A major reason for detecting CHD in the fetus is to ascertain the optimum site for delivery. Minor abnormalities, unlikely to need immediate attention, often permit a safe delivery at the primary care facility. Babies with more complex abnormalities are better delivered at a tertiary care center. Such is the case with the prenatal diagnosis of a group of disorders called ‘ductal dependent abnormalities’ such as hypoplastic left heart sequence, pulmonary atresia, transposition of the great arteries, severe Tetralogy of Fallot, critical aortic stenosis, and severe coarctation of the aorta. These abnormalities place the baby at increased risk for sudden decompensation if the ductus arteriosus closes before the cardiac malformation can be addressed medically or surgically. If these conditions are suspected before delivery, arrangements can be coordinated, time permitting, for the patient and her fetus to be evaluated at a facility that can best provide appropriate support services following the birth of the baby.
New advances in sonographic techniques will further improve the detection and the accuracy of prenatal diagnosis of CHD. Measuring the nuchal translucency (clear space between the skin and underlying soft tissues of the baby’s neck) at 11-14 weeks’ gestation by specially certified individuals has not only been proven to increase the early detection of aneuploidy (chromosomal abnormalities), but is also of great value in detection of major cardiac malformations in euploid ( chromosomally normal) fetuses.
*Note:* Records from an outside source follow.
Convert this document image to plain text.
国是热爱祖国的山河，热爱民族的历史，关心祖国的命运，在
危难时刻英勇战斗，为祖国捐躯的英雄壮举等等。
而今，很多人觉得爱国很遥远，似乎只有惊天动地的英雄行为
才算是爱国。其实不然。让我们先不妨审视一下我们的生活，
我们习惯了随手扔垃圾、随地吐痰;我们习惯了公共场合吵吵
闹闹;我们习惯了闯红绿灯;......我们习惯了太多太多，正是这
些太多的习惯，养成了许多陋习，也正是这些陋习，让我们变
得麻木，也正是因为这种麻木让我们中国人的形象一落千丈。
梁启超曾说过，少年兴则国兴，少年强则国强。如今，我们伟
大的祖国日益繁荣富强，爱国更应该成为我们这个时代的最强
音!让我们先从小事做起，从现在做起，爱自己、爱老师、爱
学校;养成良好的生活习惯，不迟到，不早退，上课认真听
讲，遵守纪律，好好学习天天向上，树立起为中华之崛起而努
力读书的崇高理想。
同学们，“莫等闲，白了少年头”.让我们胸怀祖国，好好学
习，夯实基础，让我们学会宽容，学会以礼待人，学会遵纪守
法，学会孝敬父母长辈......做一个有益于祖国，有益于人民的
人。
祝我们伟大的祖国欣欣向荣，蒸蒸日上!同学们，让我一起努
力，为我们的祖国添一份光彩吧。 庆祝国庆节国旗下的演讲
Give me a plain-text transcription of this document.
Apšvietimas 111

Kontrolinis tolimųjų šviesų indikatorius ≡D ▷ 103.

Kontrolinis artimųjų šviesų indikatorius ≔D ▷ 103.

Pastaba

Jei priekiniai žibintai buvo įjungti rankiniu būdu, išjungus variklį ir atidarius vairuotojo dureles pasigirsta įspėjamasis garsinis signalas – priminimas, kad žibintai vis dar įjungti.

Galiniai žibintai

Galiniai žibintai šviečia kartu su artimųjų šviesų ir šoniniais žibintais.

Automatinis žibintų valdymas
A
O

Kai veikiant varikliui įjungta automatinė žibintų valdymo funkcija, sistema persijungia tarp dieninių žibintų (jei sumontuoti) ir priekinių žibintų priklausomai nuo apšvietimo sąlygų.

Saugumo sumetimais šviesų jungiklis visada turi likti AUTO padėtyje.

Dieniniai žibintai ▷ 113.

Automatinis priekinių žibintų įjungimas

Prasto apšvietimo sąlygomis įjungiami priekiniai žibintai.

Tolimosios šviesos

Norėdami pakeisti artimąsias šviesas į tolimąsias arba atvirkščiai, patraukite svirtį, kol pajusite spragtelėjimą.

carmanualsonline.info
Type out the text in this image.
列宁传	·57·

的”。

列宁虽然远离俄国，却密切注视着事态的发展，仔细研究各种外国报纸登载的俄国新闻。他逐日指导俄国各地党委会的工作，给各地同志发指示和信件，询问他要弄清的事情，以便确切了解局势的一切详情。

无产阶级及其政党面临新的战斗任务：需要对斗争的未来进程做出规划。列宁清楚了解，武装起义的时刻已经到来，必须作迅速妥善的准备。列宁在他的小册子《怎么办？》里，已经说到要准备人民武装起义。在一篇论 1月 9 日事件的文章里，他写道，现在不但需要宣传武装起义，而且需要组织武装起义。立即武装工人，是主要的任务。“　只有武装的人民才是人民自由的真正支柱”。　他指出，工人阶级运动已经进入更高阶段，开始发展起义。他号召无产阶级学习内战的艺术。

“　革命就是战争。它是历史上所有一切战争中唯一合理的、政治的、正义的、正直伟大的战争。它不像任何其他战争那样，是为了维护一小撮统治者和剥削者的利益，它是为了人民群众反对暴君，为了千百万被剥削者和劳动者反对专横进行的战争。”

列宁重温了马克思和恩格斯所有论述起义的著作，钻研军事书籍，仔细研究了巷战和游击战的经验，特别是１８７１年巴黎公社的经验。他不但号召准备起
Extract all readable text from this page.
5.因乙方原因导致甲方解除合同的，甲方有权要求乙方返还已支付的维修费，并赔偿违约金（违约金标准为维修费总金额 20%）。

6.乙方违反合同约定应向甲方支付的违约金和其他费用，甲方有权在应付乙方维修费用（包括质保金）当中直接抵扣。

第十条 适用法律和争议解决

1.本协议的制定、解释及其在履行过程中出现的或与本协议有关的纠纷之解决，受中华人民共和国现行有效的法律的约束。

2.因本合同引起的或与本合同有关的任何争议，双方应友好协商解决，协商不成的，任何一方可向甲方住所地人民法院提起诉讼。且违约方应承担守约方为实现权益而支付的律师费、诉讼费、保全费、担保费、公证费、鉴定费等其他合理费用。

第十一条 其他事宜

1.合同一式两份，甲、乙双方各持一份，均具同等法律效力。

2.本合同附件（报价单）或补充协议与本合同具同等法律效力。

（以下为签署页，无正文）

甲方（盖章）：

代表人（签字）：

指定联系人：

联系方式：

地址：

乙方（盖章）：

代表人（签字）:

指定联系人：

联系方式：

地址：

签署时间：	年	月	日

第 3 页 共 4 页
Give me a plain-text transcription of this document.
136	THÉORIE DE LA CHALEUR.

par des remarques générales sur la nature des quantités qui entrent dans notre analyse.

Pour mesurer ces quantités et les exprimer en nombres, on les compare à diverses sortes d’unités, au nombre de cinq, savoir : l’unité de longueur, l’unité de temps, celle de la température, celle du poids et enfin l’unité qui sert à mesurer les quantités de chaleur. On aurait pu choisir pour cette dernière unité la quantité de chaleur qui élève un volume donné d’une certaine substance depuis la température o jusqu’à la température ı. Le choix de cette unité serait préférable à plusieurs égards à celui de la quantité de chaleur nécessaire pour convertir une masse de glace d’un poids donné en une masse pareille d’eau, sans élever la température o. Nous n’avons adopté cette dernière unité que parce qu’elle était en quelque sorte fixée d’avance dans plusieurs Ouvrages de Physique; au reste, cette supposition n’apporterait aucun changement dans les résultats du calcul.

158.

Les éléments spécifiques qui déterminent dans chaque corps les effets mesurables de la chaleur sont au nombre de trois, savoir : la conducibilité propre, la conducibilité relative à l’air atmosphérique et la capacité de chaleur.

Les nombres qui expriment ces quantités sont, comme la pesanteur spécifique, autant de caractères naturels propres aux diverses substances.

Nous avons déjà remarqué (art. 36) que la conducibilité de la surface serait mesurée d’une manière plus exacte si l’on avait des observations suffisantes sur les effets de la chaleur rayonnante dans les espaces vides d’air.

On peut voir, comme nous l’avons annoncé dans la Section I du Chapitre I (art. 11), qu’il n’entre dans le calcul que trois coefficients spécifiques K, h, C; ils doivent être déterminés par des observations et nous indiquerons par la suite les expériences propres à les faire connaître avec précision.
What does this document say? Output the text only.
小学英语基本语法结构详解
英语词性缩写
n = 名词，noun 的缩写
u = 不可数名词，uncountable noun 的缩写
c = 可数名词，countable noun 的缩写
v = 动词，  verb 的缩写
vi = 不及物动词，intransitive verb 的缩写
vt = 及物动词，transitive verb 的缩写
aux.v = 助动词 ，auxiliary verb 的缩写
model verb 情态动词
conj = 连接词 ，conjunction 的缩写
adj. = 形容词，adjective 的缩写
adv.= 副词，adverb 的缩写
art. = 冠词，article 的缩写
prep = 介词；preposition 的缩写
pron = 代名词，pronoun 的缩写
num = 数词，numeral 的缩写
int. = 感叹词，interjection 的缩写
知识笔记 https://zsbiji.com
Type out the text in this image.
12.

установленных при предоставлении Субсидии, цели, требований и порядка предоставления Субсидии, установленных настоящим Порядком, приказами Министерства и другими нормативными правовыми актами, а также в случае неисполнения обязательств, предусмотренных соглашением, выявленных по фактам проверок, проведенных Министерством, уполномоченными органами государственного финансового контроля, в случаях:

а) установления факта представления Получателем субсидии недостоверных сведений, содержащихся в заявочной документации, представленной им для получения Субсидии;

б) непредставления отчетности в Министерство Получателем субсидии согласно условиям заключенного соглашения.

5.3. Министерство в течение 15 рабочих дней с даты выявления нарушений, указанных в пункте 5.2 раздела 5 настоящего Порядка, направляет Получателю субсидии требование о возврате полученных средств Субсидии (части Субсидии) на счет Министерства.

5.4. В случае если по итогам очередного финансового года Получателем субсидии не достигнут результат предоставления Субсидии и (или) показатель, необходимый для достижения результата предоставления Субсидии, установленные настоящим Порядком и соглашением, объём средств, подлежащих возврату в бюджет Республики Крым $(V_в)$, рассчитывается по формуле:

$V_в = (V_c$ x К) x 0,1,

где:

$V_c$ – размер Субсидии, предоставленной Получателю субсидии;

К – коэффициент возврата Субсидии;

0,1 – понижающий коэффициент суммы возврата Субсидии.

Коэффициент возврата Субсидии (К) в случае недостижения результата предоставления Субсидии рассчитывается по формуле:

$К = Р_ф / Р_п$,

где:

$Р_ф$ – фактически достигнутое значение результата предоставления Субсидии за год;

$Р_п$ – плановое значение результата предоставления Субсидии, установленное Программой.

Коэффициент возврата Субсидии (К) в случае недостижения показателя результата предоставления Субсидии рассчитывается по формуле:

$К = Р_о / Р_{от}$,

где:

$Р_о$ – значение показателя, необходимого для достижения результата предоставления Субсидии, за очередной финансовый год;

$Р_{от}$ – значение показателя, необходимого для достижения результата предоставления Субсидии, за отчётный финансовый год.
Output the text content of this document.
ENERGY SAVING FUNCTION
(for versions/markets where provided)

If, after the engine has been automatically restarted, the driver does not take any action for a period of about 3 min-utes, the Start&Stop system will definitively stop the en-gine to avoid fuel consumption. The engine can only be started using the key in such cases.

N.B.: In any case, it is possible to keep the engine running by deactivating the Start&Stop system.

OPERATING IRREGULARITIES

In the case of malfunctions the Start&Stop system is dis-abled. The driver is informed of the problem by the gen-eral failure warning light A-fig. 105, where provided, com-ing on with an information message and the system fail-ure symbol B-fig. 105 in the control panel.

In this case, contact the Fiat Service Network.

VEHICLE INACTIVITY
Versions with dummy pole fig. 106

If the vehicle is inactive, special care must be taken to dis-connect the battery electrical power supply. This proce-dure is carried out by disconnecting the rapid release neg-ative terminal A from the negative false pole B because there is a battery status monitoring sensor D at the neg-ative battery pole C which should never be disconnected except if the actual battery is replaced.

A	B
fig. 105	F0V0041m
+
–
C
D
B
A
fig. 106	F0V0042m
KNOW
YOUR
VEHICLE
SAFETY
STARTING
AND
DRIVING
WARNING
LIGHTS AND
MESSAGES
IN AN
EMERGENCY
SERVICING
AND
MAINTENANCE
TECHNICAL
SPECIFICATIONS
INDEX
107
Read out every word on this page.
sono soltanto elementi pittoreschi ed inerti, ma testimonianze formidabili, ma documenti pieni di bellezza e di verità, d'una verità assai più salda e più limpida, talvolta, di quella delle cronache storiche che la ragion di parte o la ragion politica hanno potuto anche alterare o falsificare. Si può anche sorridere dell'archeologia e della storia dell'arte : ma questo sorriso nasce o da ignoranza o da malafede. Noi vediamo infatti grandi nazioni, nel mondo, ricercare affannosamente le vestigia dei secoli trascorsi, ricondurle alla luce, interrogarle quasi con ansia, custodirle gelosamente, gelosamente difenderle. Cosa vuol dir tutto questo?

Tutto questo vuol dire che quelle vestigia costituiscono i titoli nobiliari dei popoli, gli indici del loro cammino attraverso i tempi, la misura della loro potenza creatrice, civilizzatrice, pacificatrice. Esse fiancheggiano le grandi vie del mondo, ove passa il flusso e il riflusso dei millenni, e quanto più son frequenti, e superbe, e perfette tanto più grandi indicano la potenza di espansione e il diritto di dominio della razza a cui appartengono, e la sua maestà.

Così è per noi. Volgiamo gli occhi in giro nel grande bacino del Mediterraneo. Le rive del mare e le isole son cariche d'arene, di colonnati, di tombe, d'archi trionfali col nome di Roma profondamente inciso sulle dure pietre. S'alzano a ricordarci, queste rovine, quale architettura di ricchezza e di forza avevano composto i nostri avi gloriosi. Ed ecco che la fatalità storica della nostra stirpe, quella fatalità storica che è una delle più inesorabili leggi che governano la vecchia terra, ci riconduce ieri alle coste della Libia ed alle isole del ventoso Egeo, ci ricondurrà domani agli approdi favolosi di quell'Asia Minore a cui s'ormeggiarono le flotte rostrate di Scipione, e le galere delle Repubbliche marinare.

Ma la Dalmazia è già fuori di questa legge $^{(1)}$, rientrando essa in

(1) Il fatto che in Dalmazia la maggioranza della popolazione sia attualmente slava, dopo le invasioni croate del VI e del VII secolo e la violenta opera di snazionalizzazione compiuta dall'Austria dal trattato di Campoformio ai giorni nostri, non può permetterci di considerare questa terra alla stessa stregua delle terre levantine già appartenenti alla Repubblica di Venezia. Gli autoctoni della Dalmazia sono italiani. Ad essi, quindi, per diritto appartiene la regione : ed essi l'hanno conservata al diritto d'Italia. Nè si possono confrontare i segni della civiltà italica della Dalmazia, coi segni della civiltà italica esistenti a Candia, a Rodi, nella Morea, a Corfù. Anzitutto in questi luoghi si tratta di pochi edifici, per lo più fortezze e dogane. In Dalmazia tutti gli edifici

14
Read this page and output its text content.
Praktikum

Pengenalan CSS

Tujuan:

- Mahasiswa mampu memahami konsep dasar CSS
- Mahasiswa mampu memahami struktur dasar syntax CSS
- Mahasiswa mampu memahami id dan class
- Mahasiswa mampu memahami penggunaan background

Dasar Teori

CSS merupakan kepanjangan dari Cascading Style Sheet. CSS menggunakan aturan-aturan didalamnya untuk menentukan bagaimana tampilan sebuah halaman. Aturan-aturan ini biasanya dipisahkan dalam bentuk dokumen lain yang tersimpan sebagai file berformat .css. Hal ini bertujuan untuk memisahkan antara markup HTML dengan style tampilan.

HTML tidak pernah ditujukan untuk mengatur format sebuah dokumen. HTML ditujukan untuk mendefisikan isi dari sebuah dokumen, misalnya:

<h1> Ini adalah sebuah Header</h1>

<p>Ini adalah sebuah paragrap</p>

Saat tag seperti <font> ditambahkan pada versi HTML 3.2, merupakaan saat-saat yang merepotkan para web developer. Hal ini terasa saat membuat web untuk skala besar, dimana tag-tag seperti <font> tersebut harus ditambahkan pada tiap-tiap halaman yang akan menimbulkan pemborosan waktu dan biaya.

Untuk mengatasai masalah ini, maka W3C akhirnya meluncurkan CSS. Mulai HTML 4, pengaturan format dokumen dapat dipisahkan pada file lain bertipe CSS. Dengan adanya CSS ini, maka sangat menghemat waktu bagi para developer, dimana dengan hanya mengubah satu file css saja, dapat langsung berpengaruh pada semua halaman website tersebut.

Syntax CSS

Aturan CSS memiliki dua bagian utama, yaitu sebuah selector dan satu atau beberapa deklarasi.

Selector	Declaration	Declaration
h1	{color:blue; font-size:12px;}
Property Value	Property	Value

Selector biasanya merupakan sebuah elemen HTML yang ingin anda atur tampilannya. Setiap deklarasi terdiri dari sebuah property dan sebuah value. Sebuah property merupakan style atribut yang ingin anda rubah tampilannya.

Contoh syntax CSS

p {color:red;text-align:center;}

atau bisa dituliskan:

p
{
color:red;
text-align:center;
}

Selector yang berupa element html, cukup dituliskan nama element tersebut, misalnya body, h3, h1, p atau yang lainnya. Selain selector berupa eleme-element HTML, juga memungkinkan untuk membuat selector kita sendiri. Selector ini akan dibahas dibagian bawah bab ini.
A chromosomally normal fetus with a nuchal translucency greater than the 95th percentile has a 1 in 23 chance of having a major congenital heart defect. Using this indicator of risk to guide further diagnosis, many major heart defects can be accurately defined sonographically by 14-16 weeks’ gestation.
In addition to earlier diagnosis, more specific categorization of abnormalities is now possible later in pregnancy using 3D/4D sonographic technology. A complete 4D 'volume' of the heart can be rapidly obtained in the 4-chamber view and then can be analyzed following acquisition using post-processing software capable of reconstructing the heart and vasculature, permitting detection of abnormalities not readily visualized in 'real-time.' This approach is revolutionizing the evaluation of the fetal heart, minimizing the time and frustration of the real-time fetal echocardiogram, and improving the accuracy of diagnosis.